Monday, June 12, 2006

>15 common biases that can lead to bad decisions

Decision-Making Biases

1) Availability: Drawing conclusions based only on vivid and recent information.

2) Irretrievability: Failing to think beyond a preconceived notion.

3) Presuming associations: Assuming certain associations exist with no real evidence.

4) Confirmation trap: An unconscious search for supporting evidence that the right decision has been made, while ignoring evidence that a bad decision was made.

Measurement Biases

5) Sample size insensitivity: Reaching a conclusion based on a small sampling of information that does not truly represent the complete situation.

6) Ignoring regression to the mean: Not recognizing that above-or below-average results won't necessarily continue forever.

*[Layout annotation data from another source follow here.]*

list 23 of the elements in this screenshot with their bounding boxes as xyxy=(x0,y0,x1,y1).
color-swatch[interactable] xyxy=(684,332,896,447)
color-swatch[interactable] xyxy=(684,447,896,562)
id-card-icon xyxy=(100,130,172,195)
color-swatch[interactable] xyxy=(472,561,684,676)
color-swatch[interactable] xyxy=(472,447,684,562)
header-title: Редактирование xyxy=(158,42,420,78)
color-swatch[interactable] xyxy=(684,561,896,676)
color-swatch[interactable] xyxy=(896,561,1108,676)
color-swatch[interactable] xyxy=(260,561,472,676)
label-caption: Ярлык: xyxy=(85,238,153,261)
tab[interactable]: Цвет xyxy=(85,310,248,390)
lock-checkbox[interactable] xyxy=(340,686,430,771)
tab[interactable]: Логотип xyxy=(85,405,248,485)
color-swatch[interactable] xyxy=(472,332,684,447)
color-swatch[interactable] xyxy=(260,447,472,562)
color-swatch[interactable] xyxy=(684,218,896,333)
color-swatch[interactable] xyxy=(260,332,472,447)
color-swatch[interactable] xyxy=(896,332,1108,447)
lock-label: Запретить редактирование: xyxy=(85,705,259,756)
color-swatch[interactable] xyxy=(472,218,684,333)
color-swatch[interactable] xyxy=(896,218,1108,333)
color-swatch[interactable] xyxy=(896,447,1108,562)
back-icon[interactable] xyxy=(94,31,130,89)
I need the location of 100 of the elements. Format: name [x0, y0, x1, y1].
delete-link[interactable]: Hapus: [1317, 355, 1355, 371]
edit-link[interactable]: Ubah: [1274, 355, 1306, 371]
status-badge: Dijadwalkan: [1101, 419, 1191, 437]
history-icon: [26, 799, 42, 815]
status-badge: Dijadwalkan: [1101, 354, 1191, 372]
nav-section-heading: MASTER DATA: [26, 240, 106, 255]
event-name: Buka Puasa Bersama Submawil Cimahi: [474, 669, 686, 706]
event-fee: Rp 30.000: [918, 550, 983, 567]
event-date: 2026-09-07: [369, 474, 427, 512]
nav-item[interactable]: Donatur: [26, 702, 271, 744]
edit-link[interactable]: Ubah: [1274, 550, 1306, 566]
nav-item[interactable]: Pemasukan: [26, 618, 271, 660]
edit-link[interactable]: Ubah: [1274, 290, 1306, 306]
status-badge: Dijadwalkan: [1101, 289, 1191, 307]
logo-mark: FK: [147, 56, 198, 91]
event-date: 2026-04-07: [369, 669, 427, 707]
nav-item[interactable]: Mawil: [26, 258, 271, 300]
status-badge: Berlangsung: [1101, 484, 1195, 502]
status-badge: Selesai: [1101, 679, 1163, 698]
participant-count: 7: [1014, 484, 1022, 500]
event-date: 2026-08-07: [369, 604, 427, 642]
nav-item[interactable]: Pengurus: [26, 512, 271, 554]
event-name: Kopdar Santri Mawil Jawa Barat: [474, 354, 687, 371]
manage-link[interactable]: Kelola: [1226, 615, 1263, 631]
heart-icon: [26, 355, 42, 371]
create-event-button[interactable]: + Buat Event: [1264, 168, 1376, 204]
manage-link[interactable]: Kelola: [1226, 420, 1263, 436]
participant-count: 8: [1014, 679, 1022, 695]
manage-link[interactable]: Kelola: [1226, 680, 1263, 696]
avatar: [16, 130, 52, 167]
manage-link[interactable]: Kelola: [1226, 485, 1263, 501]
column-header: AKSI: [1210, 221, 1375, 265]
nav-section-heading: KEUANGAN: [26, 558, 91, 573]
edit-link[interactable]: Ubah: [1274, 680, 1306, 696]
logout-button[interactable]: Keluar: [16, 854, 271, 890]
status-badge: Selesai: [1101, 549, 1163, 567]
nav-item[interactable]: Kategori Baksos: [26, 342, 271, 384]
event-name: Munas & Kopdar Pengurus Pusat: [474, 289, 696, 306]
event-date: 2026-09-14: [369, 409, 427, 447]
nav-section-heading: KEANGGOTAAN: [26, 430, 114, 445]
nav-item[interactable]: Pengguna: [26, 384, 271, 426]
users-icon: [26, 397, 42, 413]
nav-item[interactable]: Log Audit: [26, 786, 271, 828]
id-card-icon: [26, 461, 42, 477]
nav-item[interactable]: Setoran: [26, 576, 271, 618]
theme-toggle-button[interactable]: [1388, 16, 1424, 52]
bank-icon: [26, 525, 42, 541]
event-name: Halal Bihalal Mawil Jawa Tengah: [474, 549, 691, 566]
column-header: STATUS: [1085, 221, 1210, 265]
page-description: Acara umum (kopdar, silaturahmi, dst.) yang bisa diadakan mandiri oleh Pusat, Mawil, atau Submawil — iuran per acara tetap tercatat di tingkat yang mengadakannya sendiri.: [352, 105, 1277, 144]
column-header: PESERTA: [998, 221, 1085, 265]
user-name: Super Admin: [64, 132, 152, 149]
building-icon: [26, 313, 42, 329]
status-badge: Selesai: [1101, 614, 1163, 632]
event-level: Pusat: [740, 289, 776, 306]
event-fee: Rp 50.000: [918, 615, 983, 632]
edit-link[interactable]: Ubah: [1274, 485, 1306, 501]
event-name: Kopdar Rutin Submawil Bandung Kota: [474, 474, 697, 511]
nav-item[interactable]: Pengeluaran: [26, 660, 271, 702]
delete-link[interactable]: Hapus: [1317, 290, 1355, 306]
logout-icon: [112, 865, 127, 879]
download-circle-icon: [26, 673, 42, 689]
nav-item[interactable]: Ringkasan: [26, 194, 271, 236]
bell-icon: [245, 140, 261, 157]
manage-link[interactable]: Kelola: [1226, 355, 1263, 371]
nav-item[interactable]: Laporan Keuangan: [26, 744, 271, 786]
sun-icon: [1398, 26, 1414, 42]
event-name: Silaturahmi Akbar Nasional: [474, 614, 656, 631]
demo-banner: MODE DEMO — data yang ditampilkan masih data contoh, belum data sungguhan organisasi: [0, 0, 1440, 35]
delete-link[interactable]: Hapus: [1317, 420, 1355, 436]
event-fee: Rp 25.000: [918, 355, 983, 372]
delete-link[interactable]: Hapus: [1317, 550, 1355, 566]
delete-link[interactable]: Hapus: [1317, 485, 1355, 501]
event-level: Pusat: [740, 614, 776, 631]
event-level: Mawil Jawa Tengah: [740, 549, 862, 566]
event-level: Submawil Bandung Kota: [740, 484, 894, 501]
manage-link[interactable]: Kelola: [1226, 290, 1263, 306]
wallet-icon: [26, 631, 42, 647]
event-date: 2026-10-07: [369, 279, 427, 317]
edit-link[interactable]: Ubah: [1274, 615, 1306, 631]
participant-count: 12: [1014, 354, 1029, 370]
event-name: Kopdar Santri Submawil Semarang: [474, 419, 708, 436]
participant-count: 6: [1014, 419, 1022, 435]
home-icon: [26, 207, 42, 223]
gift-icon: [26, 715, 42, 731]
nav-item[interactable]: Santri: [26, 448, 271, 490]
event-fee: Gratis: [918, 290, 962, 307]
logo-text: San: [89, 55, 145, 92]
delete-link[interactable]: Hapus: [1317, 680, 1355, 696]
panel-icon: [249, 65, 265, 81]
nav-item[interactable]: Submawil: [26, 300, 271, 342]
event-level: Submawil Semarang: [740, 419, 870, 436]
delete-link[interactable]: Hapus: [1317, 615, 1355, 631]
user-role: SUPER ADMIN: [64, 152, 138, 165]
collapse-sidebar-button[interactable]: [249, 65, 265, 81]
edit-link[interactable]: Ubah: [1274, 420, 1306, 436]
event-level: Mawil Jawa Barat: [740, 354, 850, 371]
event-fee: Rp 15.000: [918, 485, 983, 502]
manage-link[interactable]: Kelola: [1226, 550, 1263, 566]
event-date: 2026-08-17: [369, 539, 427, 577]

7) Conjunctive and disjunctive events bias: Mis-estimating the likelihood that certain events will occur when those events must take place for a particular outcome to occur.

Perceptions

8) Insufficient anchor adjustment: Assuming an outcome of an event will be exactly the same as the outcome of a similar prior event without examining differences.

9) Hindsight: Evaluating a judgment after an event has played out and with perfect knowledge of the outcome.

10) Positive illusions: A tendency toward overly optimistic views of things rather than a realistic assessment.

Taking Biases

11) Avoiding uncertainty:
A preference for stability rather than uncertainty.

12) Asymmetry of risk tolerance: Investors are risk-averse with regard to gains (preferring to sell "winners" and ensure the gain) but risk-takers when it comes to losses (preferring to hang on to "losers").

13) Regret avoidance: Investors tend to feel more regret toward committed actions that have turned out badly rather than omissions that could have turned out favorably.

14) Internal escalation of commitment: The tendency of an investor to increase the support of their initial decision over time.

15) Competitive escalation: The tendency of some investors to view competitors' actions or other investors' collective actions as validating an investment idea.

Recognizing these biases is important. I'm sure if you think about some of the bad trades and investments you've made in the past year, you're likely to discover one of the biases affected your judgment. At least I know I can.

Bottom line - by understanding that these biases exist in your own decision making process will ultimately help you control and overcome them. Print out this list and keep it somewhere so when you take time to analyze your past trades you'll know what to look for.